Ed è per questo che dobbiamo stare attenti alle definizioni che dall’opera passano all’autore, come è accaduto per Van Gogh nell’arte e per Dino Campana nella poesia, per non parlare di Francesco d’Assisi.
Per questo la necessaria e doverosa scelta antologica dagli sterminati, originari Libri blu, più di 1.500 pagine, da parte del grande esperto di Strindberg, Franco Perrelli, è un’opera benemerita: ci mette di fronte al grande problema della definizione di follia da parte della cultura dominante, o semplicemente di una borghesia più o meno colta, abituata a giudicare secondo il pensiero del tempo.
Quello che doveva scuotere fortemente alla lettura non solo dei quattro Libri blu usciti con il loro autore ancora in vita (altri sarebbero stati editi postumi), ma anche di Bandiere nere, storia in cui sembra non esserci scampo alcuno se non con la fuga dalla «pazza folla», era l’attacco frontale al pensiero borghese. Solo con il ritorno al misticismo, alla mediazione platonica e soprattutto alla figura di un Gesù liberato dell’aura di abitudine e conformismo si potevano salvare gli esseri umani.
Uno dei personaggi dei Libri blu, il Maestro, afferma che «se mi definisco cristiano, è perché riconosco Cristo come potenza, una fonte d’energia, dalla quale, tramite la preghiera, traggo la forza sufficiente per sopportare le tribolazioni della vita» (p. 145). Come si vede, la figura del Redentore è assunta in un universo in cui la mistica swedenborghiana, un san Paolo letto soprattutto come maestro interiore e nemico del pensiero «borghese», e un Medioevo in cui «splendevano le scuole abbaziali e le università, nelle quali s’insegnava la sapienza spirituale e quella laica» (p. 160), sono la vera salvezza dal nonsenso di una vita puramente materiale.
Questa aspirazione a un cristianesimo mistico e talvolta dalle sembianze esoteriche è uno dei mezzi spirituali che avvicinerà Strindberg al socialismo: un socialismo in cui non prevale il materialismo marxista, ma l’aspirazione all’innalzamento anche spirituale dell’uomo, ben oltre l’adesione dello scrittore svedese al pensiero nietzschiano, che si era manifestata anche a livello di corrispondenza diretta.

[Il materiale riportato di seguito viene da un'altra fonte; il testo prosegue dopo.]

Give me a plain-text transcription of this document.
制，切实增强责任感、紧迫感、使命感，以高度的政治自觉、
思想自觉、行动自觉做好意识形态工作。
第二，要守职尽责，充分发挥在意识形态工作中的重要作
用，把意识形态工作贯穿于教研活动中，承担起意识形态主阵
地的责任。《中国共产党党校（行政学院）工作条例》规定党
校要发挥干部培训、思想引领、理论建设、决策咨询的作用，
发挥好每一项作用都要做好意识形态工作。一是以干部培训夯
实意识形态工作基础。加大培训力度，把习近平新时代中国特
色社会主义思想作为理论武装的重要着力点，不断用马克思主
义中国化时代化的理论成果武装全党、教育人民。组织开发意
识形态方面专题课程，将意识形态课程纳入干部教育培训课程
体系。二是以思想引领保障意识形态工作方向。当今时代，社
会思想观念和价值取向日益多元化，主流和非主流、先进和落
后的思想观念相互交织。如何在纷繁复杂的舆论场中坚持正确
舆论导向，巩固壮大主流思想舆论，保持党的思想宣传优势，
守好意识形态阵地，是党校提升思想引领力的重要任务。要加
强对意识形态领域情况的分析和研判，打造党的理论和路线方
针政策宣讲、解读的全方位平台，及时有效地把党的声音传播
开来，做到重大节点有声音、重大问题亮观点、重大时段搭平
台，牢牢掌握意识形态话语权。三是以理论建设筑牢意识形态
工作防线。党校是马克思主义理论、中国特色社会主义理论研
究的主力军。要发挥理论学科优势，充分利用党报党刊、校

La stessa misoginia dell’A. deve essere vista in questa prospettiva, vale a dire come frutto di una società, quella borghese, in cui tutto è materia, soldi, successo, piacere: chi non fa parte della buona società, o attraversa momenti di crisi, è considerato inutile anche dal punto di vista affettivo. Tuttavia, Strindberg ha sempre considerato il matrimonio, nonostante i suoi personali tre fallimenti, un elemento fondamentale per il cammino umano.
Quindi, la presunta follia dell’A. non gli impedisce di vedere chiaramente oltre se stesso e le proprie esperienze, e di considerare il cristianesimo e il Vangelo come una delle poche speranze di una nuova era: «In generale, si dovrebbe trarre la propria dottrina direttamente dai Vangeli, perché sono più semplici, grandiosi, divini» (p. 212).